Julien Vaïsse, ou l’alliance avec les djihadistes en Syrie…
Julien Vaïsse fait partie de ceux qui sont appelés à donner leur avis au sein de l’équipe diplomatique du candidat dirigée par Eric Lechevalier, ancien conseiller d’Anne Hidalgo à la mairie de Paris. Cet historien a été propulsé par Laurent Fabius, en 2013, à la direction du Centre d’Analyse de Prospective et de Stratégie CAPS, un centre de réflexion rattaché au Quai d’Orsay. A l’époque, cette nomination a surpris les diplomates qui imaginaient que le poste serait attribué en interne. Il n’en fut rien, le ministre des affaires Etrangères de l’époque a débauché Julien Vaïsse qui travaillait alors à Washington comme chercheur à la Brooking institution.
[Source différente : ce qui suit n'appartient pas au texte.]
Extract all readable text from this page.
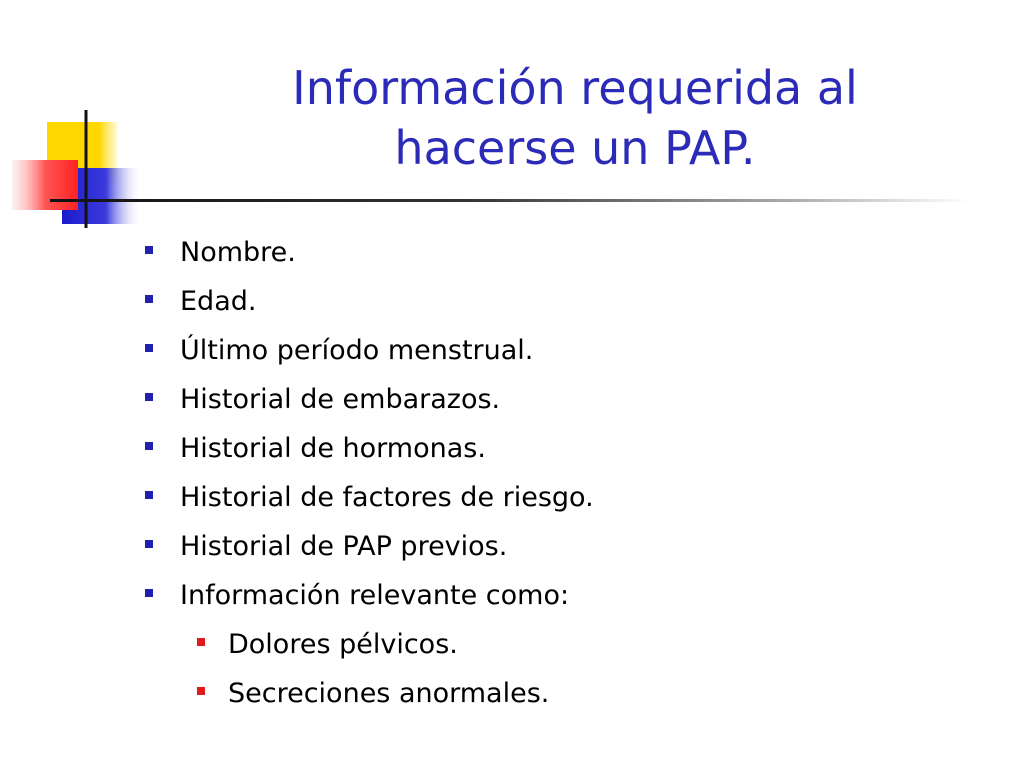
Información requerida al
hacerse un PAP.
Nombre.
Edad.
Último período menstrual.
Historial de embarazos.
Historial de hormonas.
Historial de factores de riesgo.
Historial de PAP previos.
Información relevante como:
Dolores pélvicos.
Secreciones anormales.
Sous sa direction, le CAPS est resté fidèle à la lettre et à l’esprit de la ligne politique de Laurent Fabius, notamment sur la Syrie. Ainsi dans un rapport daté du 3 janvier 2017, et intitulé « Quelle place pour la France dans le conflit syrien au lendemain de la chute d’Alep ? », le CAPS préconise de s’opposer à Federica Mogherini, haute représentante de l’UE pour les Affaires Etrangères, sur la reconstruction de la Syrie au prétexte que cela conforterait Bachar al-Assad. Les penseurs du Quai ont alors une idée de génie et propose une autre solution à la France : aider et soutenir « les zones libérées » c’est-à-dire les zones sous contrôles des groupes armés tel que Fatah el Sham, ex Front al-Nosra affilié à al-Quaeda ! Dans une analyse de ce rapport, Fabrice Balanche, chercheur invité au Washington Institute, écrit « Le simple fait qu’il définisse les zones tenues par les djihdadistes et les islamistes comme des « zones libérées » fait froid dans le dos. Les fiefs d’al-Qaïda en Afghanistan et le territoire d’AQMI au Sahel seraient ainsi également des « zones libérées ». Et Fabrice Balanche de s’interroger « Pourquoi la politique française à l’égard de la Syrie est-elle aussi désastreuse ? Sans doute parce que le Ministre des Affaires Etrangères applique les recommandations du CAPS. » !
Compte tenu des grands tremblements qui secouent le monde actuellement, compte tenu des tensions entre le bloc occidental et le reste du monde, cette élection présidentielle revêt une importance majeure. Or, à ce jour, le débat du deuxième tour reste essentiellement centré sur les enjeux européens, avec une vision binaire « pour ou contre l’Europe » et n’aborde que par bribes les grands enjeux stratégiques mondiaux. Selon le JDD, Emmanuel Macron « n’est pas encore très arrêté sur ces choix internationaux », il « prête une oreille très attentive au conseil d’Hubert Védrine » ancien ministre des affaires Etrangères de François Mitterrand. Il ne reste que peu de jours pour que celui qui fait figure de favori à cette élection précise sa vision du monde, tendance Védrine ou tendance Fabius ? Il en va du sort des citoyens français mais également des Syriens, des Africains et plus généralement de tous les peuples qui aspirent à la paix.
Leslie Varenne
[1] Le titre est emprunté à l’article de Philippe Grasset consacré à l’Afghanistan : http://www.dedefensa.org/article/la-catastrophe-afghane-reactivee
[2] La guerre n’est jamais jolie, mais outre les derniers événements en Syrie, ce qui se déroule actuellement dans la région du Kasaï en République Démocratique du Congo est particulièrement insoutenable, plus de 17 charniers viennent d’être découverts. L’IVERIS reviendra prochainement sur ce sujet.
[3] Dans le livre de l’auteur de ces lignes, Abobo-la-guerre.